İstanbul’da Doğu Türkistan ve Filistin paneli düzenlendi

10 Aralık 2023 İnsan Hakları Evrensel Beyannamesi’nin kabul edilişinin 75. yıldönümünde Türkiye’nin önde gelen sivil toplum kuruluşları, bu beyannamedeki haklardan mahrum bırakılan Filistin ve Doğu Türkistan’da anbean islenen suçlara dikkat çekmek için panel düzenlendi. 

İHH, UDTSB, ETHR, Dijital Hafıza Merkezi, UMHD, Mavi Mürekkep kulübü nün bir araya gelerek düzenlediği panelde Halis Özdemir moderatörlüğünde, Yetim Vakfı Başkanı Murat Yılmaz, Dr. Kadir Temiz, Toplama kampı tanığı Gulbahar Celilova, Dijital Hafıza Merkezi Koordinatörü Ahmet Faruk Asa, Dr. Mehmet Rakipoğlu ve Av.
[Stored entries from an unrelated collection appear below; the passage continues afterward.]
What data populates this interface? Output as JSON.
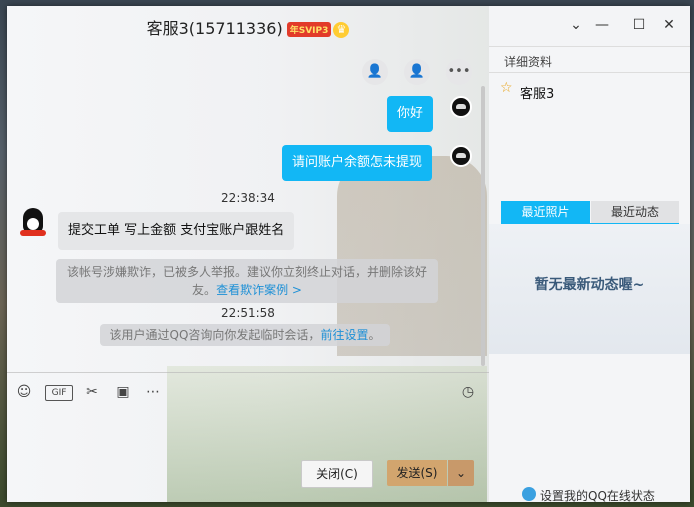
{
  "window": {
    "title": "客服3(15711336)",
    "title_badge": "年SVIP3",
    "vip_icon": "crown-icon"
  },
  "header_actions": [
    "add-friend-icon",
    "remote-assist-icon",
    "more-icon"
  ],
  "messages": [
    {
      "dir": "out",
      "text": "你好"
    },
    {
      "dir": "out",
      "text": "请问账户余额怎未提现"
    },
    {
      "type": "time",
      "text": "22:38:34"
    },
    {
      "dir": "in",
      "text": "提交工单  写上金额  支付宝账户跟姓名"
    },
    {
      "type": "system",
      "line1": "该帐号涉嫌欺诈，已被多人举报。建议你立刻终止对话，并删除该好",
      "line2": "友。",
      "link": "查看欺诈案例 >"
    },
    {
      "type": "time",
      "text": "22:51:58"
    },
    {
      "type": "system2",
      "text": "该用户通过QQ咨询向你发起临时会话，",
      "link": "前往设置",
      "tail": "。"
    }
  ],
  "toolbar": [
    "emoji-icon",
    "gif-icon",
    "scissors-icon",
    "image-icon",
    "more-icon",
    "history-icon"
  ],
  "buttons": {
    "close": "关闭(C)",
    "send": "发送(S)"
  },
  "right": {
    "section": "详细资料",
    "name": "客服3",
    "tabs": [
      "最近照片",
      "最近动态"
    ],
    "active_tab": 0,
    "empty": "暂无最新动态喔~",
    "footer": "设置我的QQ在线状态"
  },
  "colors": {
    "accent": "#12b7f5",
    "send": "#d2a56e"
  }
}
Zeynep Ertekin ayrı ayrı sunumlar gerçekleştirdi. 

Açılış konuşmasının ardından Doğu Türkistan İnsan Hakları İzleme Derneği (ETHR) Genel Sekreteri Abdulahad Udun, 10 Aralık uluslararası insan hakları günü dolaysıyka “10 Aralık Dünya İnsan Hakları Günü Doğu Türkistan ve Filistin” Konulu Basın açıklama metnimi okudu.BASIN AÇIKLAMA BİLDİRİSİ

Doğu Türkistan’da devam eden soykırım, Çin devletinin uluslararası insan hakları taahhütlerini yerine getirmemesi, hesap verebilirlik ilkesine uymaması ve sorumluluk almaması sonucunda ilk günki ciddiyetini koruyor. 2022-2023 yılında Çin devletinin insan hakları karnesini değerlendiren Af Örgütü durumun en kötü seviyeye gerilemiş olduğu; İnsan Hakları İzleme Derneği ise Doğu Türkistan’daki işkence, siyasi beyin yıkama ve zorla çalıştırmanın halen devam ettiği değerlendirmesinde bulundu. Yaşanan insan hakları ihlallerinin uluslararası kamuoyunda gündem edilmeye çalışılmasına karşın, Çin hükümetinin insan hakları ihlallerini reddetme, terör söylemi üzerinden mazeret üreterek savunma ve okları karşı tarafa yöneltme gibi politik stratejiler geliştirdiği görüldü.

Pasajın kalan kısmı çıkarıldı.